Most self-help books about overcoming depression and depressive feelings tell you to see the brighter side of every circumstance, to think positively, and the like. While these suggestions are helpful, in cases of major depression, cognitive processes like positive thinking to get out of the “dump” are hampered.
According to Carol Glod, RN, PhD, the Director of Nursing Research at McLean Hospital, “The most important thing is to get help. Get an evaluation from a professional who understands depression and the other psychiatric orders. After the evaluation, you can make a decision about what to do.”
“In clinical depression, even the act of waking up and taking a bath turns into an impossibility,” quipped a mind expert who has spent most of his career finding a cure for depression.
- “You need to have a reason to feel depressed.”
While circumstances like the death of a loved one, financial problems, trauma, or unemployment trigger depression, the mental condition might pop its head and burrow in your life out of nowhere.
“Depression doesn’t need a reason. It can develop and strike even without an obvious reason triggering it. The public needs to understand that,” stressed out one therapist.
- “See? You’re not depressed because you’re still going on with your life!”
As was mentioned earlier in this post, depression is an “invisible” disease. Unlike fever or flu where the affected individual manifests with physical symptoms, the psychological disorder is often hidden, at times, deliberately.
“Many individuals suffering from depression are still able to go on with their lives. They don’t show any external indications of the disease they have inside those people who don’t suffer from it find hard to understand,” stated a psychiatrist.
- “If you’re strong enough, depression wouldn’t be a bother.”
Being diagnosed with depression has nothing to do with being weak or strong. In fact, people who have this mental disorder show their strength by admitting they have it and seek help for it.

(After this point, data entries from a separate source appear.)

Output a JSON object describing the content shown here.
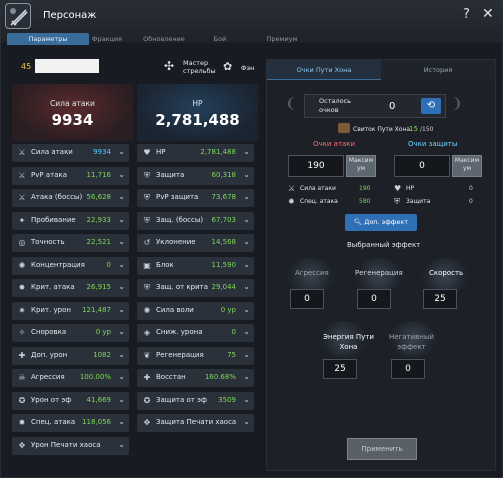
{
  "window": {
    "title": "Персонаж",
    "help": "?",
    "close": "✕"
  },
  "tabs": [
    "Параметры",
    "Фракция",
    "Обновление",
    "Бой",
    "Премиум"
  ],
  "user": {
    "level": "45",
    "spec1": "Мастер\nстрельбы",
    "spec2": "Фэн"
  },
  "big": {
    "attack_label": "Сила атаки",
    "attack_value": "9934",
    "hp_label": "HP",
    "hp_value": "2,781,488"
  },
  "left_stats": [
    {
      "icon": "swords-icon",
      "glyph": "⚔",
      "label": "Сила атаки",
      "value": "9934",
      "hi": true
    },
    {
      "icon": "pvp-icon",
      "glyph": "⚔",
      "label": "PvP атака",
      "value": "11,716",
      "hi": false
    },
    {
      "icon": "boss-attack-icon",
      "glyph": "⚔",
      "label": "Атака (боссы)",
      "value": "56,628",
      "hi": false
    },
    {
      "icon": "pierce-icon",
      "glyph": "✦",
      "label": "Пробивание",
      "value": "22,933",
      "hi": false
    },
    {
      "icon": "accuracy-icon",
      "glyph": "◎",
      "label": "Точность",
      "value": "22,521",
      "hi": false
    },
    {
      "icon": "concentration-icon",
      "glyph": "✺",
      "label": "Концентрация",
      "value": "0",
      "hi": false
    },
    {
      "icon": "crit-icon",
      "glyph": "✸",
      "label": "Крит. атака",
      "value": "26,915",
      "hi": false
    },
    {
      "icon": "crit-damage-icon",
      "glyph": "✷",
      "label": "Крит. урон",
      "value": "121,487",
      "hi": false
    },
    {
      "icon": "agility-icon",
      "glyph": "✧",
      "label": "Сноровка",
      "value": "0 ур",
      "hi": false
    },
    {
      "icon": "add-damage-icon",
      "glyph": "✚",
      "label": "Доп. урон",
      "value": "1082",
      "hi": false
    },
    {
      "icon": "aggression-icon",
      "glyph": "☠",
      "label": "Агрессия",
      "value": "100.00%",
      "hi": false
    },
    {
      "icon": "element-damage-icon",
      "glyph": "✪",
      "label": "Урон от эф",
      "value": "41,669",
      "hi": false
    },
    {
      "icon": "special-attack-icon",
      "glyph": "✹",
      "label": "Спец. атака",
      "value": "118,056",
      "hi": false
    },
    {
      "icon": "chaos-seal-icon",
      "glyph": "✥",
      "label": "Урон Печати хаоса",
      "value": "",
      "hi": false
    }
  ],
  "right_stats": [
    {
      "icon": "heart-icon",
      "glyph": "♥",
      "label": "HP",
      "value": "2,781,488",
      "hi": false
    },
    {
      "icon": "shield-icon",
      "glyph": "⛨",
      "label": "Защита",
      "value": "60,318",
      "hi": false
    },
    {
      "icon": "pvp-defense-icon",
      "glyph": "⛨",
      "label": "PvP защита",
      "value": "73,678",
      "hi": false
    },
    {
      "icon": "boss-defense-icon",
      "glyph": "⛨",
      "label": "Защ. (боссы)",
      "value": "67,703",
      "hi": false
    },
    {
      "icon": "evasion-icon",
      "glyph": "↺",
      "label": "Уклонение",
      "value": "14,568",
      "hi": false
    },
    {
      "icon": "block-icon",
      "glyph": "▣",
      "label": "Блок",
      "value": "11,590",
      "hi": false
    },
    {
      "icon": "crit-defense-icon",
      "glyph": "⛨",
      "label": "Защ. от крита",
      "value": "29,044",
      "hi": false
    },
    {
      "icon": "willpower-icon",
      "glyph": "✺",
      "label": "Сила воли",
      "value": "0 ур",
      "hi": false
    },
    {
      "icon": "damage-reduce-icon",
      "glyph": "◈",
      "label": "Сниж. урона",
      "value": "0",
      "hi": false
    },
    {
      "icon": "regen-icon",
      "glyph": "❦",
      "label": "Регенерация",
      "value": "75",
      "hi": false
    },
    {
      "icon": "recovery-icon",
      "glyph": "✚",
      "label": "Восстан",
      "value": "160.68%",
      "hi": false
    },
    {
      "icon": "element-defense-icon",
      "glyph": "✪",
      "label": "Защита от эф",
      "value": "3509",
      "hi": false
    },
    {
      "icon": "chaos-seal-defense-icon",
      "glyph": "✥",
      "label": "Защита Печати хаоса",
      "value": "",
      "hi": false
    }
  ],
  "hong": {
    "tab_active": "Очки Пути Хона",
    "tab_history": "История",
    "remaining_label": "Осталось\nочков",
    "remaining_value": "0",
    "scroll_label": "Свиток Пути Хона",
    "scroll_cur": "15",
    "scroll_max": "/150",
    "atk_points_title": "Очки атаки",
    "def_points_title": "Очки защиты",
    "atk_input": "190",
    "def_input": "0",
    "max_label": "Максим\nум",
    "atk_lines": [
      {
        "label": "Сила атаки",
        "value": "190"
      },
      {
        "label": "Спец. атака",
        "value": "580"
      }
    ],
    "def_lines": [
      {
        "label": "HP",
        "value": "0"
      },
      {
        "label": "Защита",
        "value": "0"
      }
    ],
    "extra_effect": "Доп. эффект",
    "chosen_effect": "Выбранный эффект",
    "effects": [
      {
        "label": "Агрессия",
        "value": "0"
      },
      {
        "label": "Регенерация",
        "value": "0"
      },
      {
        "label": "Скорость",
        "value": "25"
      }
    ],
    "energy": [
      {
        "label": "Энергия Пути\nХона",
        "value": "25"
      },
      {
        "label": "Негативный\nэффект",
        "value": "0"
      }
    ],
    "apply": "Применить"
  },
  "colors": {
    "accent": "#2e6fb6",
    "green": "#7fd65a",
    "blue_value": "#55c8ff",
    "red_title": "#ff6b6b",
    "cyan_title": "#6fd3ff"
  }
}
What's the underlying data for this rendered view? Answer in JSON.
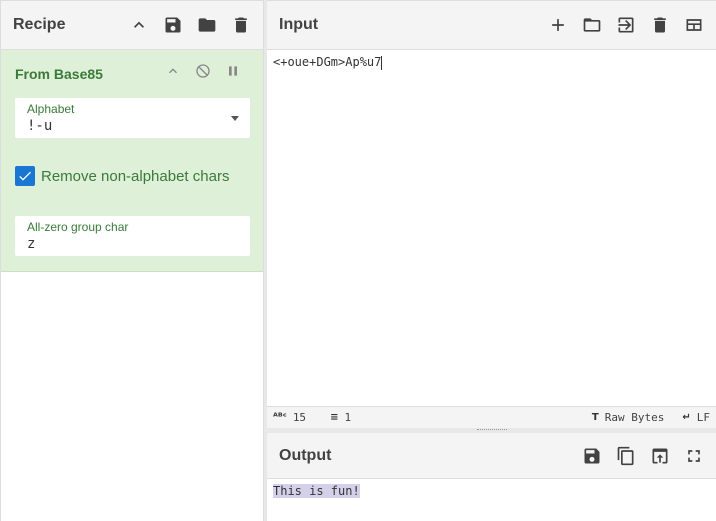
{
  "recipe": {
    "title": "Recipe",
    "operation": {
      "title": "From Base85",
      "alphabet_label": "Alphabet",
      "alphabet_value": "!-u",
      "remove_label": "Remove non-alphabet chars",
      "zero_label": "All-zero group char",
      "zero_value": "z"
    }
  },
  "input": {
    "title": "Input",
    "text": "<+oue+DGm>Ap%u7",
    "status": {
      "length": "15",
      "lines": "1",
      "encoding": "Raw Bytes",
      "eol": "LF"
    }
  },
  "output": {
    "title": "Output",
    "text": "This is fun!"
  }
}
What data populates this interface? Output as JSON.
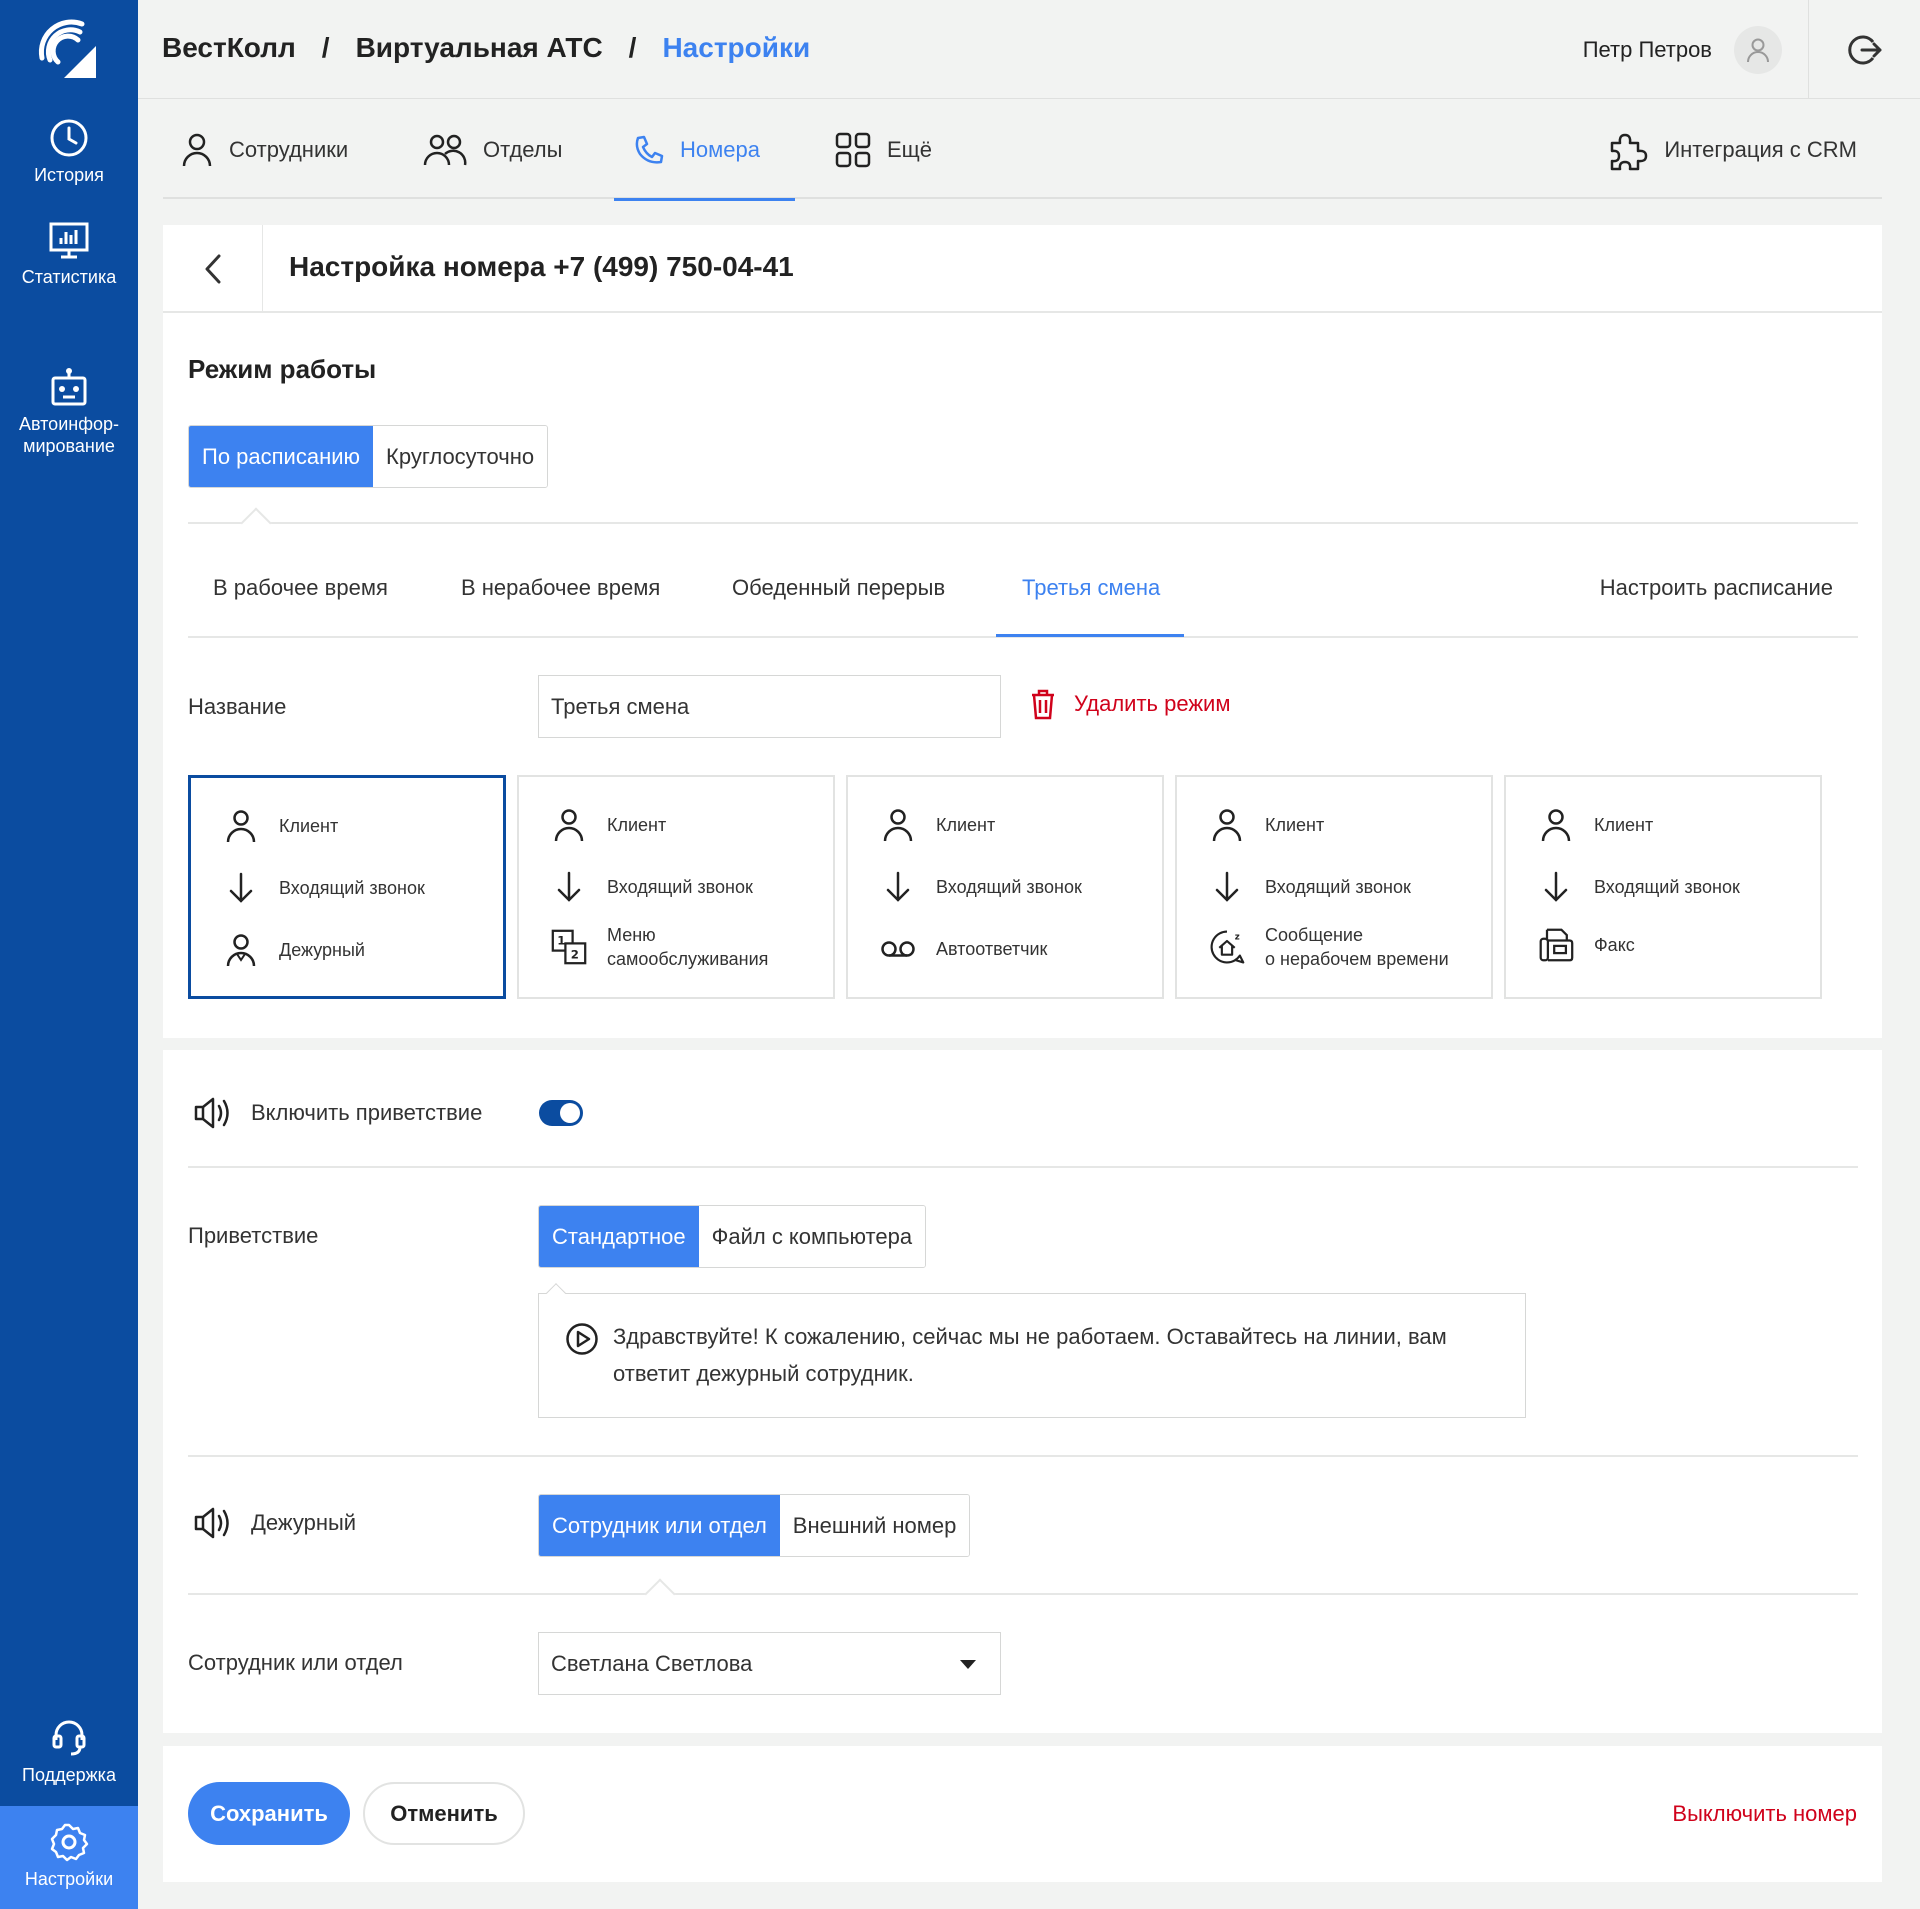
{
  "sidebar": {
    "items": [
      {
        "label": "История",
        "icon": "clock-icon"
      },
      {
        "label": "Статистика",
        "icon": "monitor-chart-icon"
      },
      {
        "label": "Автоинфор-\nмирование",
        "icon": "robot-icon"
      },
      {
        "label": "Поддержка",
        "icon": "headset-icon"
      },
      {
        "label": "Настройки",
        "icon": "gear-icon"
      }
    ],
    "accent": "#0b4ca0",
    "active_color": "#3d82f0"
  },
  "header": {
    "breadcrumbs": [
      "ВестКолл",
      "Виртуальная АТС",
      "Настройки"
    ],
    "separator": "/",
    "user_name": "Петр Петров"
  },
  "nav": {
    "tabs": [
      {
        "label": "Сотрудники",
        "icon": "user-icon"
      },
      {
        "label": "Отделы",
        "icon": "users-icon"
      },
      {
        "label": "Номера",
        "icon": "phone-icon",
        "active": true
      },
      {
        "label": "Ещё",
        "icon": "grid-icon"
      }
    ],
    "crm": {
      "label": "Интеграция с CRM",
      "icon": "puzzle-icon"
    }
  },
  "page": {
    "title": "Настройка номера +7 (499) 750-04-41"
  },
  "mode": {
    "heading": "Режим работы",
    "options": [
      "По расписанию",
      "Круглосуточно"
    ],
    "selected": "По расписанию",
    "subtabs": [
      "В рабочее время",
      "В нерабочее время",
      "Обеденный перерыв",
      "Третья смена"
    ],
    "active_subtab": "Третья смена",
    "schedule_link": "Настроить расписание",
    "name_label": "Название",
    "name_value": "Третья смена",
    "delete_label": "Удалить режим"
  },
  "scenarios": [
    {
      "rows": [
        "Клиент",
        "Входящий звонок",
        "Дежурный"
      ],
      "selected": true
    },
    {
      "rows": [
        "Клиент",
        "Входящий звонок",
        "Меню\nсамообслуживания"
      ]
    },
    {
      "rows": [
        "Клиент",
        "Входящий звонок",
        "Автоответчик"
      ]
    },
    {
      "rows": [
        "Клиент",
        "Входящий звонок",
        "Сообщение\nо нерабочем времени"
      ]
    },
    {
      "rows": [
        "Клиент",
        "Входящий звонок",
        "Факс"
      ]
    }
  ],
  "greeting": {
    "toggle_label": "Включить приветствие",
    "enabled": true,
    "label": "Приветствие",
    "options": [
      "Стандартное",
      "Файл с компьютера"
    ],
    "selected": "Стандартное",
    "text": "Здравствуйте! К сожалению, сейчас мы не работаем. Оставайтесь на линии, вам ответит дежурный сотрудник."
  },
  "duty": {
    "label": "Дежурный",
    "options": [
      "Сотрудник или отдел",
      "Внешний номер"
    ],
    "selected": "Сотрудник или отдел",
    "select_label": "Сотрудник или отдел",
    "select_value": "Светлана Светлова"
  },
  "footer": {
    "save": "Сохранить",
    "cancel": "Отменить",
    "disable": "Выключить номер"
  }
}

“Depression was my shield for many years,” shared Maggie whose mental disorder was her cloak against childhood trauma. “But it also was my prison. To ask for professional help was a big step for me. My immediate family knew something was wrong, but they couldn’t point out what it is. Only a few of my closest friends knew, and nobody at work had any idea what I was going through. Of course, there were negative remarks about me being a “drama queen” and so on. There were also pieces of unsolicited advice thrown my way. But I focused on healing, and now, I can say that I am.”
Maggie, who attributes her newfound faith, journaling, and having a very supportive support group that includes her therapist as crucial factors of her healing, said in conclusion: “Depression can never heal when it stays in the shadows. It has to be let out in the light for it to heal. I just hope the world could be more understanding of it.”